Though macro runs slowly when interpreted, it speeds up compiled code execution, because macro expansion is taken at compile-time only once and no overhead is left to run-time. Note that explicit call to eval or apply in the macro function may produce different results between interpreted execution and the compiled execution.

Functions

A function is expressed by a lambda form which is merely a list whose first element is lambda. If a lambda form is defined for a symbol using defun, it can be referred as a global function name. Lambda form takes following syntax.
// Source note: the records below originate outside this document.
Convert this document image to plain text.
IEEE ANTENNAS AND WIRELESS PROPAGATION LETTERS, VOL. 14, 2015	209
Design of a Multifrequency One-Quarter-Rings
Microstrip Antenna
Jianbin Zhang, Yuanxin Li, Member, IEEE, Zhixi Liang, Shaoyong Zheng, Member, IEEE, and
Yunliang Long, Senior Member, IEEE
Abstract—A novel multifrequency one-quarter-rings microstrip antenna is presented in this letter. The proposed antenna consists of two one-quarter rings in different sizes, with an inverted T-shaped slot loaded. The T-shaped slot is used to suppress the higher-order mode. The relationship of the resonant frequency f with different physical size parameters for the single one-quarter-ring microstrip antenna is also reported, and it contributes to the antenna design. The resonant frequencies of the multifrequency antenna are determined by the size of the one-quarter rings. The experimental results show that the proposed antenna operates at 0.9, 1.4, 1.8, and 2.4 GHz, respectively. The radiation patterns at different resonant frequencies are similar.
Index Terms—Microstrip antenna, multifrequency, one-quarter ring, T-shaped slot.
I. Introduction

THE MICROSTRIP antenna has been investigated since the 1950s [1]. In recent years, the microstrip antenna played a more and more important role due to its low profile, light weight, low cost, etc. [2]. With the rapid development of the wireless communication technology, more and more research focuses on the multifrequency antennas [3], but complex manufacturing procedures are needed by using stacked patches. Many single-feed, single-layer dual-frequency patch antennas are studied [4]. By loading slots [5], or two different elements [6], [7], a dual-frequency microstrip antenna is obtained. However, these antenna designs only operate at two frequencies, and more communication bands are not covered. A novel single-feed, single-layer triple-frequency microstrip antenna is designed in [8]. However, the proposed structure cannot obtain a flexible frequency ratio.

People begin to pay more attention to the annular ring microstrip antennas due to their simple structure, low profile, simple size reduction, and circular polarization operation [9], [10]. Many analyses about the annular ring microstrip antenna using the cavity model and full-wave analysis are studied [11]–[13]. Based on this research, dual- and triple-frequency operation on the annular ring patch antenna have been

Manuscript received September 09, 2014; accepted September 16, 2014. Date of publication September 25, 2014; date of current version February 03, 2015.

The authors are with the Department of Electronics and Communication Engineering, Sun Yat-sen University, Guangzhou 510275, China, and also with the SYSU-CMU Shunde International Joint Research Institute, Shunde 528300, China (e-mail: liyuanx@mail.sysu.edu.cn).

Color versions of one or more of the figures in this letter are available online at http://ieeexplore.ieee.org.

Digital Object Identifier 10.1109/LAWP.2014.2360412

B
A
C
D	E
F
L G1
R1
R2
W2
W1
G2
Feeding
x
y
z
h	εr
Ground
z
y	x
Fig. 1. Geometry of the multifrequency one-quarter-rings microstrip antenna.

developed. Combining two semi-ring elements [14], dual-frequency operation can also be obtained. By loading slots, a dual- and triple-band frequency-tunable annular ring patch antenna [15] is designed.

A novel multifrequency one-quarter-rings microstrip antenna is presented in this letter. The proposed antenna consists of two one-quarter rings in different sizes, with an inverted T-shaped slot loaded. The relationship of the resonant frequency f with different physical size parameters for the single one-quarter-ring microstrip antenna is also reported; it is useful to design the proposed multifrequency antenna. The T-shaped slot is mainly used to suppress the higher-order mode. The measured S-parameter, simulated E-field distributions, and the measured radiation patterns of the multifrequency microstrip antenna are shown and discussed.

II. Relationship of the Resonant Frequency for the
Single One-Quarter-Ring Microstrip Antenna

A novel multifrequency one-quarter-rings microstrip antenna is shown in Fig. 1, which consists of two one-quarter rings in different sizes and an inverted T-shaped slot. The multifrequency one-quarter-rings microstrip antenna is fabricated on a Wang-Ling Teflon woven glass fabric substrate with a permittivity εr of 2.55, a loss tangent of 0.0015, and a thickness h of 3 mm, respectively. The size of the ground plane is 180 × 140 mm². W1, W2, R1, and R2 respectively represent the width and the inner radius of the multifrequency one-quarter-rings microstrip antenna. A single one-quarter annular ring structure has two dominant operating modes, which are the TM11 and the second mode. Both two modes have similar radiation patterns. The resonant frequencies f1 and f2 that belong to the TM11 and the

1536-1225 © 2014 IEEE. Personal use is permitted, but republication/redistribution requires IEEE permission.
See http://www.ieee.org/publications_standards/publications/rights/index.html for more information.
There is no function type such as EXPR, LEXPR, FEXPR, etc.: arguments to a function are always evaluated before its application, and the number of acceptable arguments is determined by lambda-list. Lambda-list specifies the sequence of parameters to the lambda form. Each of &optional, &rest, &key and &aux has special meaning in lambda-lists, and these symbols cannot be used as variable names. Supplied-p variables for &optional or &key parameters are not supported.

Since a lambda form is indistinguishable from normal list data, function special form must be used to inform the interpreter and compiler the form is intended to be a function. [1] Function is also important to freeze the environment onto the function, so that all the lexical variables can be accessible in the function even the function is passed to another function of different lexical scope. The following program does not work either interpretedly nor after compiled, since sum from the let is invisible inside lambda form.

(let ((x '(1 2 3)) (sum 0))
  (mapc '(lambda (x) (setq sum (+ sum x))) x))

To get the expected result, it should be written as follows:

(let ((x '(1 2 3)) (sum 0))
   (mapc #'(lambda (x) (setq sum (+ sum x))) x ))

#’ is the abbreviated notation of function, i.e. #’(lambda (x) x) is equivalent to (function (lambda (x) x)). Here is another example of what is called a funarg problem:

(defun mapvector (f v)
    (do ((i 0 (1+ i)))
       ((>= i (length v)))
       (funcall f (aref v i))))
(defun vector-sum (v)
    (let ((i 0))
       (mapvector #'(lambda (x) (setq i (+ i x))) v)
       i))
(vector-sum #(1 2 3 4)) --> 10

EusLisp’s closure cannot have indefinite extent: i.e. a closure can only survive as long as its outer extent is in effect. This means that a closure cannot be used for programming of “generators”. The following program does not work.

(proclaim '(special gen))
(let ((index 0))
   (setq gen #'(lambda () (setq index (1+ index)))))
(funcall gen)

However, the same purpose is accomplished by object oriented programming, because an object can hold its own static variables:

(defclass generator object (index))
(defmethod generator
 (:next () (setq index (1+ index)))
 (:init (&optional (start 0)) (setq index start) self))
(defvar gen (instance generator :init 0))
(send gen :next)
[1]In CLtL-2 a quoted lambda form is no longer a function. Application of such a form is an error.